Ao enquadrar a pobreza na Grã-Bretanha como uma consequência merecida de más escolhas de vida ou de uma relutância em trabalhar, o estigma desvia a culpa dos tomadores de decisões políticas para aqueles que lutam para sobreviver.

O impacto do estigma

Sentir vergonha de ser pobre impede as pessoas de procurar ajuda e apoio. A ansiedade persistente de que a sua falta de recursos seja exposta a outras pessoas pode levar as pessoas a afastarem-se das actividades sociais e a ficarem isoladas. Uma ex-professora que entrevistei foi forçada a abandonar o trabalho devido a uma doença quando as histórias sobre fraudes em benefícios atingiram o pico:

Você só precisa assistir a qualquer programa e há evidências de que sua espécie é odiada. Essas pessoas estão roubando seus impostos e você está pensando, ‘é de mim que eles estão falando’. Preso neste ciclo de ser odiado por todos… É implacável. Sem fim. Um ciclo constante de julgamento. Até que você tenha vergonha de fazer qualquer coisa.

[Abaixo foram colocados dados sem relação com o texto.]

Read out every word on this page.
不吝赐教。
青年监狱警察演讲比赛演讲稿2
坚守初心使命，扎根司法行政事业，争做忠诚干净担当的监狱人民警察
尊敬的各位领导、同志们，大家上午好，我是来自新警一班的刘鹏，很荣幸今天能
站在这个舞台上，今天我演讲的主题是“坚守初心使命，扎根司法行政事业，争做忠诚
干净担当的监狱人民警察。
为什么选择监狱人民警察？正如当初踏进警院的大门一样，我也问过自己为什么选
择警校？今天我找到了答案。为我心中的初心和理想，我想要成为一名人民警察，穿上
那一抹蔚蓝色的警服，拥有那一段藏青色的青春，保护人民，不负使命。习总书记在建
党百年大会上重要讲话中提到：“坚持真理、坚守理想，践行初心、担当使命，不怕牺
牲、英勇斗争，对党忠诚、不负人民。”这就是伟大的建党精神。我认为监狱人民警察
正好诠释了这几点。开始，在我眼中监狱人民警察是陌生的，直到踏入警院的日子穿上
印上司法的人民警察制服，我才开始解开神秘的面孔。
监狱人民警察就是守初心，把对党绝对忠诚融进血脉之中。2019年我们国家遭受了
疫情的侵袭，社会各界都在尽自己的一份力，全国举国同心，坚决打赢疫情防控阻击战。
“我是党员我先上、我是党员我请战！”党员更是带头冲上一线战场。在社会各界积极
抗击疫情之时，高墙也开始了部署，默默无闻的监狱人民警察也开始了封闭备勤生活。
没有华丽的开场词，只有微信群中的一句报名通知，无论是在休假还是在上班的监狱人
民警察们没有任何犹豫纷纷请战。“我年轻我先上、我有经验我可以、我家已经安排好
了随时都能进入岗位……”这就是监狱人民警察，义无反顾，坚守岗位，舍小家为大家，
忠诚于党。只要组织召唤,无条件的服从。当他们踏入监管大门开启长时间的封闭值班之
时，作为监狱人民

Faço parte de uma equipe comissionada pela Joseph Rowntree Foundation para investigar os efeitos do estigma e explorar como pará-lo. Nosso relatório publicado recentemente descreve o estigma como “uma cola que mantém a pobreza no lugar”. Quando os políticos (por meio de discursos e políticas) e a mídia (por meio de reality shows ou relatórios estigmatizantes) nos ensinam a ver a pobreza como resultado das más escolhas dos outros, em vez de um problema sistêmico, ela se torna socialmente aceitável. Dessa forma, a pobreza e o estigma da pobreza reforçam-se mutuamente.

Vista de trás de um grupo de crianças do ensino fundamental caminhando por uma rua chuvosa
O estigma pode ser eliminado de serviços como escolas, tornando os uniformes e eventos mais acessíveis.
James Jiao/Shutterstock

Tal como estamos a explorar, o estigma pode ser concebido a partir de políticas e serviços. Por exemplo, medidas para tornar o dia escolar à prova de pobreza, tais como alterar a forma como as refeições (e refeições escolares gratuitas) são distribuídas para que os alunos não sejam marcados como diferentes, tornar os uniformes escolares mais acessíveis e conceber eventos escolares para serem acessíveis a todos também podem ajudar escolas “à prova de estigma” para crianças de famílias de baixa renda. Mas isto só funciona se as organizações primeiro ouvirem e aprenderem a ver a partir das perspectivas daqueles que vivem na pobreza.

A pobreza deve ser reformulada como uma questão de injustiça econômica, transferindo a culpa dos indivíduos.

O próximo governo deve acabar com o uso de rótulos estigmatizantes como “economicamente inativo” para descrever pessoas com deficiência ou pessoas com responsabilidades de cuidados não remuneradas, ou “pouco qualificado” para descrever trabalho mal pago. Este último ponto deve andar de mãos dadas com a campanha por maior equidade salarial e salários dignos reais.

Para acabar com a crise de pobreza na Grã-Bretanha, todos nós precisamos rejeitar o estigma, expondo-o como ele é: uma ferramenta usada pelos poderosos para justificar a desigualdade econômica e a injustiça.